Backend Server Our backend server allows us to interact with the data and obtain information from our databases to display on our analytics dashboard.
RegNetY-080 Image Embedding Integration The image embeddings serve as a way to standardize the representation of the images and store them in a vector database.
Search API The search API allows users to query the vector database for similar NFTs based on a source image. It uses cosine distance as the metric for finding the closest NFTs.
Visualization API The visualization API allows users to visualize their source image relative to similar NFTs -- it uses truncated singular value decomposition to do this.
Task Queue Worker Server The task queue workers server enables horizontal scalability for the system because it allows hundreds of thousands of NFTs to be sitting in a queue as they eventually get processed.

Supporting / Contributing to this Project

We always welcome pull requests to this repository for fixing and further improving our database.

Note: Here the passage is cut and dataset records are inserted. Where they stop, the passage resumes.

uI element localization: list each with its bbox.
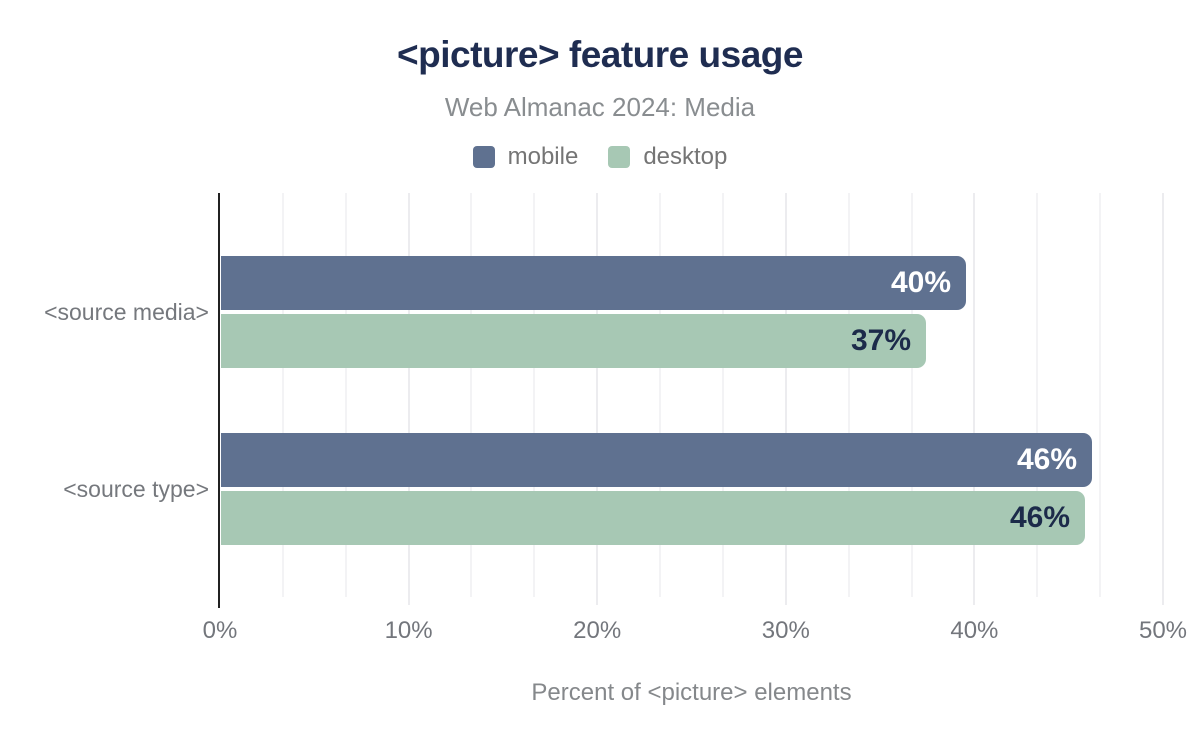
legend: mobile desktop [0, 143, 1200, 171]
legend-label-mobile: mobile [507, 143, 579, 170]
bar-value-label: 46% [1009, 501, 1070, 534]
x-axis-tick-label: 10% [384, 617, 433, 644]
gridline-minor [470, 193, 472, 597]
bar-desktop-2: 46% [221, 491, 1085, 545]
legend-label-desktop: desktop [643, 143, 728, 170]
x-axis-tick-label: 20% [573, 617, 622, 644]
bar-desktop-1: 37% [221, 314, 926, 368]
gridline-major [785, 193, 787, 605]
gridline-minor [911, 193, 913, 597]
desktop-swatch [608, 146, 631, 168]
chart-subtitle: Web Almanac 2024: Media [444, 92, 756, 122]
gridline-minor [722, 193, 724, 597]
x-axis-tick-label: 0% [202, 617, 238, 644]
gridline-major [408, 193, 410, 605]
bar-value-label: 40% [890, 266, 951, 299]
category-label: <source media> [44, 299, 209, 325]
category-label: <source type> [63, 476, 209, 502]
gridline-minor [282, 193, 284, 597]
x-axis-tick-label: 50% [1138, 617, 1188, 644]
gridline-minor [1036, 193, 1038, 597]
x-axis-tick-label: 30% [761, 617, 810, 644]
gridline-minor [345, 193, 347, 597]
plot-area: 40% 37% 46% 46% [218, 193, 1180, 608]
gridline-minor [848, 193, 850, 597]
bar-value-label: 37% [850, 324, 911, 357]
mobile-swatch [472, 146, 495, 168]
gridline-major [1162, 193, 1164, 605]
bar-value-label: 46% [1016, 443, 1077, 476]
legend-item-desktop: desktop [608, 143, 727, 171]
x-axis-title: Percent of <picture> elements [531, 679, 852, 706]
gridline-minor [659, 193, 661, 597]
legend-item-mobile: mobile [472, 143, 579, 171]
chart-title: <picture> feature usage [397, 34, 803, 75]
gridline-minor [1099, 193, 1101, 597]
gridline-minor [533, 193, 535, 597]
gridline-major [596, 193, 598, 605]
x-axis-tick-label: 40% [950, 617, 999, 644]
y-axis-line [218, 193, 220, 608]
bar-mobile-1: 40% [221, 256, 966, 310]
bar-mobile-2: 46% [221, 433, 1092, 487]
gridline-major [973, 193, 975, 605]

Installation Setup - Setup Script

We have provided a setup script available (setup.sh) to setup the system locally -- this has only been tested with WSL and Ubuntu so use at your own risk. Before running the setup script, please ensure you have the following installed:

Environment Variables

You will also need to add an enviornment file for this project. Directories with an .env file:

  • python_server/src/
  • client/
  • celery_queue/
  • benchmarks/

We have provided an .env.example for each .env file. We also provide a doppler.example to see what other environment variables we have because we use Doppler as our unified secret management software.

Run Setup Script

Then, to Setup this project:

sudo chmod +x ./setup.sh
sudo ./setup.sh

Manual Installation

Alternatively, to setup this project manually:

  • Go to the client folder and npm install all of the dependencies:
cd client
npm install
  • Go to the python_server/src folder and create a python virtual environment folder. Then install all of the dependencies:
cd python_server/src
python3 -m venv venv
source venv/bin/activate
pip3 install -r requirements.txt
  • Go to the celery_queue/ folder and create a python virtual environment folder. Then install all of the dependencies:
cd celery_queue
python3 -m venv venv
source venv/bin/activate
pip3 install -r requirements.txt

Run the Project - Run Script

  • To Run this Project:
sudo chmod +x ./run.sh
sudo ./run.sh

Run the Project - Manual Run

  • Run the Client:
npm start --prefix client/
  • Activate the python server virtual enviornment and run the search API:
cd python_server/src
source venv/bin/activate
python app.py
  • Activate the Celery queue virtual enviornment and run the task queue
cd celery_queue
source venv/bin/activate
celery -A tasks worker